Methods : Cultures of primary corneo-limbal epithelia were generated from K14-Confetti (n=6) and wild-type (WT) (n=3) mice. Cell phenotype and function was ascertained by immunofluorescence, flow cytometry, qPCR and colony formation. K14-Confetti cells were nurtured on fibrin and transferred onto WT mice with experimentally-induced LSCD (n=16) to determine the site of implantation, longevity and phenotype.

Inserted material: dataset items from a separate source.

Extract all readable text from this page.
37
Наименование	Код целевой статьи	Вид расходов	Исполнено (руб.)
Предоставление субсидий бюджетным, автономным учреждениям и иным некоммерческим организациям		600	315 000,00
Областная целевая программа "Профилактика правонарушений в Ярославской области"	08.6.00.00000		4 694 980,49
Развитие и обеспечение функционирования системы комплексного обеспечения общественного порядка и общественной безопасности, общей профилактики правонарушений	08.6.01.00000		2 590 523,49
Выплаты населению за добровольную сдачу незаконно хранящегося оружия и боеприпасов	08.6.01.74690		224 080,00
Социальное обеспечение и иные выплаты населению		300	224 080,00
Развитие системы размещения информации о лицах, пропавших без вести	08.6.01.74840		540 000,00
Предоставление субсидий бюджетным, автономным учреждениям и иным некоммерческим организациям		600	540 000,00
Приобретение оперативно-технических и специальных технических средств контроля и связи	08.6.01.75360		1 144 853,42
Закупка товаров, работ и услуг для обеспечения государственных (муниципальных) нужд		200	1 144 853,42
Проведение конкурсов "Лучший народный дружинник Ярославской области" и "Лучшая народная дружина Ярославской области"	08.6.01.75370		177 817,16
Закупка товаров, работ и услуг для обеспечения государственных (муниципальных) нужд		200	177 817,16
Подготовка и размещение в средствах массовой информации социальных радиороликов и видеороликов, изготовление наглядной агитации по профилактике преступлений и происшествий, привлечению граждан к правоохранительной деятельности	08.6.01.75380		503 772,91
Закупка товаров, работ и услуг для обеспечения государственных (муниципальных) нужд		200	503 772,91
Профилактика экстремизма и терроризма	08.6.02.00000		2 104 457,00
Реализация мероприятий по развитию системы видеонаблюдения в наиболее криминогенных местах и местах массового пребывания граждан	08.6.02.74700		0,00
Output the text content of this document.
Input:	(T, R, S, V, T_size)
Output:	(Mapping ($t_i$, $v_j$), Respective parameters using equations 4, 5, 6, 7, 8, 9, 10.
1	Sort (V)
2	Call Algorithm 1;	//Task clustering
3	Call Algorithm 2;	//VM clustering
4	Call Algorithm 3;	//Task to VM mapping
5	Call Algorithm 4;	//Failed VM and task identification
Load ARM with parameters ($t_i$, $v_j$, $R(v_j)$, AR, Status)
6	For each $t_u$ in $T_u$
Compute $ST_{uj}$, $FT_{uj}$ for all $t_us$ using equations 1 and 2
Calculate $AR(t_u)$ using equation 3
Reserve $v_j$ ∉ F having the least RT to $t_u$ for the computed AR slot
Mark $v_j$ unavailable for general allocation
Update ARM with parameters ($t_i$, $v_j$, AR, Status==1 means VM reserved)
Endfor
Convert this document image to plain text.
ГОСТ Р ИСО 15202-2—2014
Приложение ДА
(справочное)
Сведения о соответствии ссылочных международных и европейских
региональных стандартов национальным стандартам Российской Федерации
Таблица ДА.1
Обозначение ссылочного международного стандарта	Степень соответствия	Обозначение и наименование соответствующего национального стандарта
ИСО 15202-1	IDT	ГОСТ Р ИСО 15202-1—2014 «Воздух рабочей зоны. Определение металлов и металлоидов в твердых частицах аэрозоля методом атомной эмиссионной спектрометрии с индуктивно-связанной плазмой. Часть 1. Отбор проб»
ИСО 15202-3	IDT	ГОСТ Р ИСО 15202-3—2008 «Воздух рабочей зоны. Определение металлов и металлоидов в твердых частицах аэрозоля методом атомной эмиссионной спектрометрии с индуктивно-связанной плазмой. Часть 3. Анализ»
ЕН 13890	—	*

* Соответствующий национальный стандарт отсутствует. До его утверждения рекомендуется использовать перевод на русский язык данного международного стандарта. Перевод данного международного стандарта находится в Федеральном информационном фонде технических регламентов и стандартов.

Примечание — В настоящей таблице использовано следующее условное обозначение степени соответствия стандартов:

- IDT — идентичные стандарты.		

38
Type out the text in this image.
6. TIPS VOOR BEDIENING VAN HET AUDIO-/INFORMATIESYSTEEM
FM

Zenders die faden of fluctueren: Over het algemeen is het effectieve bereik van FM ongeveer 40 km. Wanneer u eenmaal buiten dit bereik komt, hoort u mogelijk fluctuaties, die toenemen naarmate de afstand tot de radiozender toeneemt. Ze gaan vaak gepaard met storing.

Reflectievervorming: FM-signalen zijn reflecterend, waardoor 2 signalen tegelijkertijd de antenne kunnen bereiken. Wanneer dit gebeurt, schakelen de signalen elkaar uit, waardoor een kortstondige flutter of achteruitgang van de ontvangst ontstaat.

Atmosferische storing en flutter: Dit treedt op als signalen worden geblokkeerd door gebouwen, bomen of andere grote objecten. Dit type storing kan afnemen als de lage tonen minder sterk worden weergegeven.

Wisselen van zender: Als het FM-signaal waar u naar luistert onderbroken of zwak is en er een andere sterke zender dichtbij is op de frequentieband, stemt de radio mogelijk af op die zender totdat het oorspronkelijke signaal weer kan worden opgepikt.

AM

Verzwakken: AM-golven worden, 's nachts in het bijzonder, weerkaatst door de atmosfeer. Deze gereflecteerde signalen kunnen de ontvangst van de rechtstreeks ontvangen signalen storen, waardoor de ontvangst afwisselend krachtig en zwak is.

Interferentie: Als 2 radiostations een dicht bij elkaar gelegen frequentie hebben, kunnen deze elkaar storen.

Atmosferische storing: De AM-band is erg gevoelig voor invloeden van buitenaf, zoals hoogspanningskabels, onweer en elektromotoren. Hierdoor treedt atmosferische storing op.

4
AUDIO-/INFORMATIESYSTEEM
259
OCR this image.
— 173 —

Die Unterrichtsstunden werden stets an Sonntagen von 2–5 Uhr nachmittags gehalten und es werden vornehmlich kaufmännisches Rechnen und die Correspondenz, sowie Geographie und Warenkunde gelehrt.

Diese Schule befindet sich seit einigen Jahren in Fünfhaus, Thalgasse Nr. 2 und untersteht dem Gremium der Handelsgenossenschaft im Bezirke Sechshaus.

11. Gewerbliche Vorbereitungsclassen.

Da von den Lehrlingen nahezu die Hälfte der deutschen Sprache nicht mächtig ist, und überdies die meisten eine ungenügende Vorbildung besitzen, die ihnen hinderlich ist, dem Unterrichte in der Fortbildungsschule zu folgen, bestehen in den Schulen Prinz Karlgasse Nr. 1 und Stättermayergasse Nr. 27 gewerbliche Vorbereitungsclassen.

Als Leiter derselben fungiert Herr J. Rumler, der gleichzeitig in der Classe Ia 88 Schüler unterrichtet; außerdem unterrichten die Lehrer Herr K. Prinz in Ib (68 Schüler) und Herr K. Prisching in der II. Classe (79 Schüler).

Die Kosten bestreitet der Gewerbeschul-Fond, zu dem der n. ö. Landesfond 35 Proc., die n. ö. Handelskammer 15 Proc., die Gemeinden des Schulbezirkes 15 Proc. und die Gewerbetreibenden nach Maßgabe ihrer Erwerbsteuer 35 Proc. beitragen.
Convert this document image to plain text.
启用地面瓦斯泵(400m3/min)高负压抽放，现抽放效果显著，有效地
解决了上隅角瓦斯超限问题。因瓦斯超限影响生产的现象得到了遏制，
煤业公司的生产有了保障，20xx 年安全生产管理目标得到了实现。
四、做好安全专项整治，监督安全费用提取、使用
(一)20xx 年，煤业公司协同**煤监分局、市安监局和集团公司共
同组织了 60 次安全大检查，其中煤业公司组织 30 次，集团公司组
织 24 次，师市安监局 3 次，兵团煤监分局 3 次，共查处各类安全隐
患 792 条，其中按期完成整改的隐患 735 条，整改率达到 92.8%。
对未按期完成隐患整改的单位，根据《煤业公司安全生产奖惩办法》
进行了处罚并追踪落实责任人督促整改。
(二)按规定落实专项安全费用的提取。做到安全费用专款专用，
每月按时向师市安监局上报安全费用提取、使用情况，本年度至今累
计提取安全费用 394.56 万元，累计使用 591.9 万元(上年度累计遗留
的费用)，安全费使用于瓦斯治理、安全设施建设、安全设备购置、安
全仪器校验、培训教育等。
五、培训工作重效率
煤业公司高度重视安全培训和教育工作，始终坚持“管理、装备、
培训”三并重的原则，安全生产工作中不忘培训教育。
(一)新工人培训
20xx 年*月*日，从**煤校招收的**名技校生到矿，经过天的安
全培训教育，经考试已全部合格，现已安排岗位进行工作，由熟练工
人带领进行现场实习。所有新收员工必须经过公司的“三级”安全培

Results : Transgenic and WT cells that were propagated from explanted corneal tissue displayed no phenotypic or functional differences. K14-Confetti corneo-limbal epithelia that engrafted in recipient LSCD WT mice formed 107 ± 36 fluorescent clones at 2-weeks post-procedure, which decreased to 70 ± 5.5 by 6-weeks (p=0.15). Furthermore, cells commonly implanted in the periphery (p<0.05) and some formed clones that migrated centripetally. However, a normal corneal epithelial phenotype was not restored. We speculate this is due to insufficient SCs seeded within grafts, and show evidence of cell loss from the implants and trans-differentiation into K8+-conjunctival and K10+-cutaneous epithelia after transplantation.

Conclusions : This study successfully tracked the fate of transplanted corneo-limbal epithelia in a mouse model of LSCD by intra-vital microscopy. Our data sheds new light into how donor cells behave, the positions they take, how long they survive and potential mechanisms of loss from the ocular surface. This information is important for improving current SC-based therapies for patients with LSCD.

This is an abstract that was submitted for the 2018 ARVO Annual Meeting, held in Honolulu, Hawaii, April 29 - May 3, 2018.